Here are three quick strength training ideas to complement your mileage

strength training

“Nothing will ever replace the importance of the content of your run,” explains Los Angeles–based trainer David Siik. Sounds reasonable for runners. But is that enough? Siik, creator of the popular Equinox treadmill class, Precision Running, says no. That’s because without some strength work, it’s difficult to have good running form—and proper form prevents injury and enables you to go faster with less effort. He offers three mini-workouts to tack onto your runs that strengthen your runner body in just a few minutes.

When should I do strength work?

After Your Run: Siik says if you lift beforehand, you’ll end up cheating on the run. If you do it when you’re fatigued from running, you can focus on proper form, which forces you to directly strengthen the areas you need most for running.

How much should this hurt?

When you’re doing the exercises, you shouldn’t be in agony. You’re working hard, but you wouldn’t label it “painful.” One or two days later, it’s common to feel soreness and tightness—Siik says, “a sign that you are engaging those muscles more!” Mix up the workouts, and take a day off when needed.

RELATED: 7 Ways To Sneak Strength Training Into Your Day

Can I do all of the strength work on my rest day(s) from running?

Siik prefers to group the exercises on run days. After running, you’ve got the blood flowing and lubed your joints, so there’s less chance of injury. Also, then rest days can be more about your whole body recovering.

If I only do one exercise, what should it be?

Running Curls

FORM: Get into a half lunge, and simulate running as you hold weights and move your arms in a slightly exaggerated fashion, alternating up to your shoulder and then extending your arm down.
REPS: Do 10 per arm with the heaviest weight that you can use while keeping good form. Switch your legs and do another 10. That’s 1 set. Do 2–4 sets with little to no rest in between.
WHY: Siik explains that as runners tire, we often let our arms sway across our bodies (in part because of reduced upper-body and arm strength), and this is bad for the pelvis and back. “You’ll decrease the risk of injury, and increase speed just by having that more powerful arm drive.”
WHEN: Perform this exercise twice a week—on speed workout days if you have them. Siik says your arm drive is most important when you’re going fast, so you’ll be training your body to use the same muscles even when they are tired. This will make them stronger overall, and then you can recover better on days that don’t have this focus.
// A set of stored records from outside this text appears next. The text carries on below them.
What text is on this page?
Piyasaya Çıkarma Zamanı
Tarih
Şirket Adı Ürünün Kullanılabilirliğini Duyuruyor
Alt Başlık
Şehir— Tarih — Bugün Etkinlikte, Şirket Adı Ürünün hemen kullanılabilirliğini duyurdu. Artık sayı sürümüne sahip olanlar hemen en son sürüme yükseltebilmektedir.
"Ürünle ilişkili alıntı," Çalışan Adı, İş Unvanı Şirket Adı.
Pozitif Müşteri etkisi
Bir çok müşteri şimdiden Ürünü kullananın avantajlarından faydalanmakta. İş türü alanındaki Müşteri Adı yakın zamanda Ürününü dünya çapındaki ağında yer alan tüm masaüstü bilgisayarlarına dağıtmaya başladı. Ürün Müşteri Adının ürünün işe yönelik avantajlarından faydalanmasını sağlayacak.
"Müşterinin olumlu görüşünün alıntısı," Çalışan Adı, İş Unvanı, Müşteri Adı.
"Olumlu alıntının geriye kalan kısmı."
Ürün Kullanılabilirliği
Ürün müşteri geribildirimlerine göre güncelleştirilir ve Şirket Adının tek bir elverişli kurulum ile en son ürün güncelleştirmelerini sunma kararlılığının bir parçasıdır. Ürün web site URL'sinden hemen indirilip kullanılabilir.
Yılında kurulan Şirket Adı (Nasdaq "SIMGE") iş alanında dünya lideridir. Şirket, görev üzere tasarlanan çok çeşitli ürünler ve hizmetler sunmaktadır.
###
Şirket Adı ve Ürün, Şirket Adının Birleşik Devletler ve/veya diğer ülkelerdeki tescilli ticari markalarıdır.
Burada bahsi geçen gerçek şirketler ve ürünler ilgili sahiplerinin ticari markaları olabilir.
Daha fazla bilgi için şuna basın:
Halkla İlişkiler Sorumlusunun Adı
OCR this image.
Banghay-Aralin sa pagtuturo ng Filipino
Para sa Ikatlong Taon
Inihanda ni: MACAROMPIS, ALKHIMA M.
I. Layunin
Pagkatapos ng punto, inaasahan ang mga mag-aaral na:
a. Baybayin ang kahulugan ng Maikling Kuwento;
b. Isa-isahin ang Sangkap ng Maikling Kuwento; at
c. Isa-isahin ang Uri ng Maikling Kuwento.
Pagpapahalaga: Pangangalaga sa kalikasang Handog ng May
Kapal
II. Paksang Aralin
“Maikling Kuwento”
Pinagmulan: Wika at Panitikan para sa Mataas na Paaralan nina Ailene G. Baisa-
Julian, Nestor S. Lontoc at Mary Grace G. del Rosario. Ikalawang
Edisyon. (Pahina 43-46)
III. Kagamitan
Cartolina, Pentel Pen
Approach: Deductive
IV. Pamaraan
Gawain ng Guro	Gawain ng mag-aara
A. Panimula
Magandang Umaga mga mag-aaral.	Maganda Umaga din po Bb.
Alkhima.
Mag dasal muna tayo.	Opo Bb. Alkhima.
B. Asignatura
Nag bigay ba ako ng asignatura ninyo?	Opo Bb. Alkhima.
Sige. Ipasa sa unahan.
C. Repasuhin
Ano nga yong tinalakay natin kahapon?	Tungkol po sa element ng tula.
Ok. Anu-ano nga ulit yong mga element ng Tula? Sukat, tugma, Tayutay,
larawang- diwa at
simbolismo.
If I add a second strength workout, what should I do?

Plank Series

FORM: Start in a basic plank position on your elbows and think about flattening your butt and pulling in your pelvis, so you don’t arch your back. Next, move to a side plank by rotating your bottom arm to the side, reaching your top arm to the ceiling, and stacking or scissoring your feet. Switch sides.
REPS: Work your way from 20 seconds to 1 minute in each position: plank, side plank on one side and then the other. That’s 1 set. Do 2–4 sets with little to no rest in between.
WHY: A strong core is essential for better performance and efficiency. “The core is at the center of the counterbalancing forces between an opposite arm and leg, and if it is weak, one can have excess rotation in the hips, which can lead to many injuries,” Siik says.
WHEN: Do this twice a week on slower running days.

RELATED: The Do’s and Don’ts of Strength Training For Runners

And if I want a third?

Back Flies & Pushups

FORM: With the weights from the running curls, stand with your chest slightly forward and a slight bend in your elbows. Think about bringing your shoulder blades together as you pull the weights back toward your shoulders. Then move to the floor to do pushups.
REPS: Do 15 back flies and then 15 pushups (if you can’t do them all on your feet, try 5 and then move to your knees for the next 10). Do 4 sets of the two exercises with little to no rest in between.
WHY: Many runners have trouble with hunching over as they run—especially when they are tired. Siik explains that these exercises “help to keep you upright, with shoulders back and chest slightly forward, better breathing and less stress for your spine in the long run.”
WHEN: Do this once a week on a slower running day.